Angus Mitchell (he/him) provides the story behind his paper, “Tropical fishes can benefit more from novel than familiar species interactions at their cold-range edges“ which was shortlisted for this year’s Elton Prize. We also hear a little about his journey into animal ecology.
About the paper
What is your shortlisted paper about, and what are you seeking to answer with your research?
Our paper asks a simple but underexplored question: can novel species interactions benefit animals experiencing climate-driven range shifts?
As ocean warming pushes tropical fishes into cooler temperate reefs, they increasingly encounter unfamiliar species rather than the tropical communities they evolved with. We tested whether these novel interactions hinder or help tropical fishes at their cold-range edges.

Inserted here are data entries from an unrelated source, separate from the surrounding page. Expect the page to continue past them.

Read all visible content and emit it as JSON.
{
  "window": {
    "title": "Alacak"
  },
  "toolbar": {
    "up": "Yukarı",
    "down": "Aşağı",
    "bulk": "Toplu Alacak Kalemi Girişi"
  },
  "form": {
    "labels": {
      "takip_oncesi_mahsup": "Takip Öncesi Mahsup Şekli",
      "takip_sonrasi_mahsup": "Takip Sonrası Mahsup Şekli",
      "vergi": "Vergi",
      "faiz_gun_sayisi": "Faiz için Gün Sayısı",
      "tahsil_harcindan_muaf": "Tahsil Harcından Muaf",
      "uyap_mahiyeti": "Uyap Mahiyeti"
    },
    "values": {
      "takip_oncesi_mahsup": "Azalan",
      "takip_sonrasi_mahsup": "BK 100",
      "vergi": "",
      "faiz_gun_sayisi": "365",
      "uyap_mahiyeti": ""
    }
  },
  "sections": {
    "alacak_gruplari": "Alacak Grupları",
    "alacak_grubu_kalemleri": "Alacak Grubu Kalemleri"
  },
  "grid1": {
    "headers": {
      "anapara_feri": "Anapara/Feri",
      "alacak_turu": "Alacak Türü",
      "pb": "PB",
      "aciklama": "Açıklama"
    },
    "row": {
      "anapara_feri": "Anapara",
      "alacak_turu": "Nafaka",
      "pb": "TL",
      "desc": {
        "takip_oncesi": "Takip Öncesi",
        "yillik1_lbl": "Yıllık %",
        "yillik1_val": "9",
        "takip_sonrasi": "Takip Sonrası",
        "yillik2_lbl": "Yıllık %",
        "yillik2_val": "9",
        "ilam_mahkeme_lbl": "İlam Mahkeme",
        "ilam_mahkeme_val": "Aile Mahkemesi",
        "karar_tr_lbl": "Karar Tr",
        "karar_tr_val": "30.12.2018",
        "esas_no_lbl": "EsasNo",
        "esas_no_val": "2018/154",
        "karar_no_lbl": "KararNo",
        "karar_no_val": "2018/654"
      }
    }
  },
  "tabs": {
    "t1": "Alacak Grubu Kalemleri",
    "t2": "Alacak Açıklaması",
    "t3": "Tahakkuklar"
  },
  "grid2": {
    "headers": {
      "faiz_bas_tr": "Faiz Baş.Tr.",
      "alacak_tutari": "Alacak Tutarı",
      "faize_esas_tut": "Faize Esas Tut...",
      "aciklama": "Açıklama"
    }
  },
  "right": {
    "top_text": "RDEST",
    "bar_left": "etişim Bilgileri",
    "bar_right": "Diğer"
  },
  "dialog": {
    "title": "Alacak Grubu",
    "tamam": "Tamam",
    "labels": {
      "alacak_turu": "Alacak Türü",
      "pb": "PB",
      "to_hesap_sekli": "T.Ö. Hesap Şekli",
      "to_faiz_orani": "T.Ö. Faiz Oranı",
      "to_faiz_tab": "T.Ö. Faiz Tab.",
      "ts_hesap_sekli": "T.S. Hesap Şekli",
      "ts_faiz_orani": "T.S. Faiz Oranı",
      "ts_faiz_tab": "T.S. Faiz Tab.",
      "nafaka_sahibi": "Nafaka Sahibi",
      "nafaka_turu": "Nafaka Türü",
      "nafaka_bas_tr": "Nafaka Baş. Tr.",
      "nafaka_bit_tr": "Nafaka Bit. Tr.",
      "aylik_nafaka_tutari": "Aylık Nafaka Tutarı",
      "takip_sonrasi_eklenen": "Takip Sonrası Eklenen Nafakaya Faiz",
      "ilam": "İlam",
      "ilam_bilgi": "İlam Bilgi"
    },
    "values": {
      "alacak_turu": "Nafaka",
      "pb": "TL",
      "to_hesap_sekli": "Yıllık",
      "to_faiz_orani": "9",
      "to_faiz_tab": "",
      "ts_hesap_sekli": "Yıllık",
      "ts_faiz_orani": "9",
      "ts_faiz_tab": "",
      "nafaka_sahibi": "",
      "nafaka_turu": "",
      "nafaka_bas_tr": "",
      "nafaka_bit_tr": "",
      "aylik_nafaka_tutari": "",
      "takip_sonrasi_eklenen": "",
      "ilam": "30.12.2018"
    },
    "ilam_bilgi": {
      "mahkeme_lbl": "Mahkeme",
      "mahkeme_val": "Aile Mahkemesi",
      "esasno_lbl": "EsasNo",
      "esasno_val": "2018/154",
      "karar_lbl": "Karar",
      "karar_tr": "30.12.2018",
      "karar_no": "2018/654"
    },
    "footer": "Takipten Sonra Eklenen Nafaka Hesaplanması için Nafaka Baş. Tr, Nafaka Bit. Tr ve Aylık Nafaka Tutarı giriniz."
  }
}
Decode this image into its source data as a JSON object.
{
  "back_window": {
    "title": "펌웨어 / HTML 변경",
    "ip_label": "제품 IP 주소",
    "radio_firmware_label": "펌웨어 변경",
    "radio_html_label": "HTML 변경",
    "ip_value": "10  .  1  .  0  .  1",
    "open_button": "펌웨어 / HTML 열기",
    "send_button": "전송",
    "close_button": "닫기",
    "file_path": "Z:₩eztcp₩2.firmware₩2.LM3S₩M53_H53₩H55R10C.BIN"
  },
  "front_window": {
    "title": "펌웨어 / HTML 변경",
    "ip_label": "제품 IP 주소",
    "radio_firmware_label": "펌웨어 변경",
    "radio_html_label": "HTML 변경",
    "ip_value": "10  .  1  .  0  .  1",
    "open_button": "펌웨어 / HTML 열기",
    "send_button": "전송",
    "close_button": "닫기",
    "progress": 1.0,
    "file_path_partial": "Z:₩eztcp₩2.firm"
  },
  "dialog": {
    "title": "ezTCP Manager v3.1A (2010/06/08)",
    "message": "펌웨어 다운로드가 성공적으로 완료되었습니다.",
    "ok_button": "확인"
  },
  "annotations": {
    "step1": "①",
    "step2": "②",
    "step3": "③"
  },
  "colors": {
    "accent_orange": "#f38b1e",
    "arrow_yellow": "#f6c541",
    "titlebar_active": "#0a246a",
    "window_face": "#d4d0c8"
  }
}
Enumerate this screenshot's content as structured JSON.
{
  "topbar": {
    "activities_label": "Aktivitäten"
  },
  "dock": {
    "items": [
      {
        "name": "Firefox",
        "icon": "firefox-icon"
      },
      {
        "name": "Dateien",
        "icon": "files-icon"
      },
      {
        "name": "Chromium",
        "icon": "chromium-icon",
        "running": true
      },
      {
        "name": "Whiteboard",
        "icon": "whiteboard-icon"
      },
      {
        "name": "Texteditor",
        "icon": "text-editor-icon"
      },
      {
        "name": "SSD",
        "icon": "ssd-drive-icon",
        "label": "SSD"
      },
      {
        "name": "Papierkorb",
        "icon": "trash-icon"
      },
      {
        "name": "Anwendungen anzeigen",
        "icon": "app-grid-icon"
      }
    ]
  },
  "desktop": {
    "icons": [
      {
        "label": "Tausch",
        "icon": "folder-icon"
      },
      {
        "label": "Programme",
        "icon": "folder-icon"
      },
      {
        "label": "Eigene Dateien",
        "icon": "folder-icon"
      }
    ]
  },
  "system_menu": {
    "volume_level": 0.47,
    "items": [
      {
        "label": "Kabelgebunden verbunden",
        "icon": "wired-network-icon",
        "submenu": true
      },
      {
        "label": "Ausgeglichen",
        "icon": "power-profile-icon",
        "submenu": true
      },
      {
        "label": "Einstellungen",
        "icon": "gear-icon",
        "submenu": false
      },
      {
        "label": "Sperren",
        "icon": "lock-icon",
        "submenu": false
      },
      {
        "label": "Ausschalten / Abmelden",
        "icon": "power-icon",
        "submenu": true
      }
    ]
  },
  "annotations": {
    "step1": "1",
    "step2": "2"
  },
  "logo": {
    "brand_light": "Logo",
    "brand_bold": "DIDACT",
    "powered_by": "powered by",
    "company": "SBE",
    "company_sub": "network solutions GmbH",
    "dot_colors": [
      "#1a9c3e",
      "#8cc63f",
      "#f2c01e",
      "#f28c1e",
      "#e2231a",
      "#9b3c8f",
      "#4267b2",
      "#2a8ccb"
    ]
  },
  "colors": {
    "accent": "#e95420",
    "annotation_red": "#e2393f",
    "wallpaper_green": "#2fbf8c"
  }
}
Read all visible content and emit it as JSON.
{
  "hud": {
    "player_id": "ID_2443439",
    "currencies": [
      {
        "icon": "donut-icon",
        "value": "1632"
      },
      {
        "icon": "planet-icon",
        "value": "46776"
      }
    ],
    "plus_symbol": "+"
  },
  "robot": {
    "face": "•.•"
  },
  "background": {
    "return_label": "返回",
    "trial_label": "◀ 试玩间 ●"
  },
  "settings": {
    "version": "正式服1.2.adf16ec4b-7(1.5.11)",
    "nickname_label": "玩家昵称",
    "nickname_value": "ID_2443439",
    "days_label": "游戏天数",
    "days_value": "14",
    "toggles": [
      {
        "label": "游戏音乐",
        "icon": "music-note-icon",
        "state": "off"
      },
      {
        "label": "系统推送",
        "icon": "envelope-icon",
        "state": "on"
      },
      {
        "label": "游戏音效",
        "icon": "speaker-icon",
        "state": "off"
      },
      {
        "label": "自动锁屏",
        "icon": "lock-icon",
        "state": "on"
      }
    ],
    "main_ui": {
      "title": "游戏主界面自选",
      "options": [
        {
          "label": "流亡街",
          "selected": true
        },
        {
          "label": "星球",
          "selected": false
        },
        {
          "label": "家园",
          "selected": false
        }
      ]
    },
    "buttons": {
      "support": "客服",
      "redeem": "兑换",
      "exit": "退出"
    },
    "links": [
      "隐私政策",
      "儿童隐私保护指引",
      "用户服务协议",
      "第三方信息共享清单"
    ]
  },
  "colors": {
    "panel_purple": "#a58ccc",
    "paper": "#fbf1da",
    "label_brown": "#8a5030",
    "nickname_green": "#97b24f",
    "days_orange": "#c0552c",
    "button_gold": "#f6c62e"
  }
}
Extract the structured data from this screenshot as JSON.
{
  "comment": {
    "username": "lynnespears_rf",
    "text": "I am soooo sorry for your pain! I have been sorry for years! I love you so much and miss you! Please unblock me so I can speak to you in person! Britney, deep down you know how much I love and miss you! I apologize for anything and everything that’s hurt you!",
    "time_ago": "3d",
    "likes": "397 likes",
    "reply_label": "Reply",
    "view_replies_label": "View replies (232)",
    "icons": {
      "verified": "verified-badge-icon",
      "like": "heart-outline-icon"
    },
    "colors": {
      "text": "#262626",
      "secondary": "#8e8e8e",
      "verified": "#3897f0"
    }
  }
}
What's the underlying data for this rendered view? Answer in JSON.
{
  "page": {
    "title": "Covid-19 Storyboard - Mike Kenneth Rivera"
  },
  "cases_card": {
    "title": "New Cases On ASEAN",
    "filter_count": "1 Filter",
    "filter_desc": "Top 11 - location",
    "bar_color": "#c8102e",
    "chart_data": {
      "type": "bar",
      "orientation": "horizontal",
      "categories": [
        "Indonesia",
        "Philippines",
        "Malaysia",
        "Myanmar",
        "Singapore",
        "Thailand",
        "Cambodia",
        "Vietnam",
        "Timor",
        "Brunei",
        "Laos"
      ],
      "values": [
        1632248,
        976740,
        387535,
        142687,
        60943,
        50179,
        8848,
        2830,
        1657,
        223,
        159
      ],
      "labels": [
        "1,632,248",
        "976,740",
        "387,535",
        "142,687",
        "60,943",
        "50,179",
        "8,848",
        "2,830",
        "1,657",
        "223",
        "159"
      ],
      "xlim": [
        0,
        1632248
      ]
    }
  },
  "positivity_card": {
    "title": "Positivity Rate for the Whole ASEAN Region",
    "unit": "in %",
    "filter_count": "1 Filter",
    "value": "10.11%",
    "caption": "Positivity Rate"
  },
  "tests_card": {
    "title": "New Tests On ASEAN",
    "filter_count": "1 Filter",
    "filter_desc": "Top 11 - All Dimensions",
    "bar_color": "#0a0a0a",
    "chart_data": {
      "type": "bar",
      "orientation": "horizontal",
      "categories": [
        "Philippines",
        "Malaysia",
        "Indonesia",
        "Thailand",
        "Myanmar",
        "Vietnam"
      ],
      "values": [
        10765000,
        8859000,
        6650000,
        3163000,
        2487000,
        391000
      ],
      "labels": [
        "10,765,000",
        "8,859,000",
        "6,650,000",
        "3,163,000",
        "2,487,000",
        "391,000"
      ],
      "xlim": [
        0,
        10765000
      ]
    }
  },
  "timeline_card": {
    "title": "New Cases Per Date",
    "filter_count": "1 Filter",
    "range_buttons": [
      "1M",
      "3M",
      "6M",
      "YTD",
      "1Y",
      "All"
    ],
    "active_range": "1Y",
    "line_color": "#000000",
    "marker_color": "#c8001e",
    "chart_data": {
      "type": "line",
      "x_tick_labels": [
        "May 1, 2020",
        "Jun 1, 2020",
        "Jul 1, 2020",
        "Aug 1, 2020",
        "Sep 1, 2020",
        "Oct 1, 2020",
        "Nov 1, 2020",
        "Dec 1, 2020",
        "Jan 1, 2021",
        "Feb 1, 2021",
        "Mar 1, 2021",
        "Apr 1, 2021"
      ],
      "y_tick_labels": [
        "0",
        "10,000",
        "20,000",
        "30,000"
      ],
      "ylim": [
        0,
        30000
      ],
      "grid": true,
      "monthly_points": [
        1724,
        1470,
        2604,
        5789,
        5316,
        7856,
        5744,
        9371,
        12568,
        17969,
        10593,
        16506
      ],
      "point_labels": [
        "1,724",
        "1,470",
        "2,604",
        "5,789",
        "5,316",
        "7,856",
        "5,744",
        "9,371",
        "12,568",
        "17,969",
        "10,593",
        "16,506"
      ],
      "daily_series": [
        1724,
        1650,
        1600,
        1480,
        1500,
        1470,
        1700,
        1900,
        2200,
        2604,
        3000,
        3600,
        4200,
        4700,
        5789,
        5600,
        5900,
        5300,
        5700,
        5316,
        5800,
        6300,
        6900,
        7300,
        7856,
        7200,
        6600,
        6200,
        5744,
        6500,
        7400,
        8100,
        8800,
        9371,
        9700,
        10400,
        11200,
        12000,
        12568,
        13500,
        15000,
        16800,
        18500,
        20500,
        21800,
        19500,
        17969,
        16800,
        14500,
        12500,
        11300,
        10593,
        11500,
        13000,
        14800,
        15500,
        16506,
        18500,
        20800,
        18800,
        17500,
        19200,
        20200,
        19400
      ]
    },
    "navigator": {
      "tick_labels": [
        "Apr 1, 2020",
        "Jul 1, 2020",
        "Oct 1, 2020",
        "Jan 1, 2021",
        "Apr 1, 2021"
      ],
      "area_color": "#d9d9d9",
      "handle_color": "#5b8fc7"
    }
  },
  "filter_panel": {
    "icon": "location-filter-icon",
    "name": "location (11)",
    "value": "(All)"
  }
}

Using field experiments and behavioural observations, we found that tropical fishes often forage more effectively in mixed tropical–temperate shoals than in familiar tropical-only groups, particularly at their range limits. This suggests that novel species interactions can sometimes facilitate range expansion rather than constrain it.

Were you surprised by anything when working on it? Did you have any challenges to overcome?
One of the biggest surprises was just how that these novel interactions between tropical and temperate fish were beneficial. There’s a strong narrative in ecology that unfamiliar interactions are risky or destabilising, but we found novel shoaling conditions provided social and foraging benefits to range-extending tropical fish in temperate ecosystems.
The main challenge was working with inherently messy field data. You can’t control who shoals with whom on a reef, so we had to be very careful in our statistical approaches to test the effects of shoal composition from environmental variability. That realism, though, is also one of the strengths of the study.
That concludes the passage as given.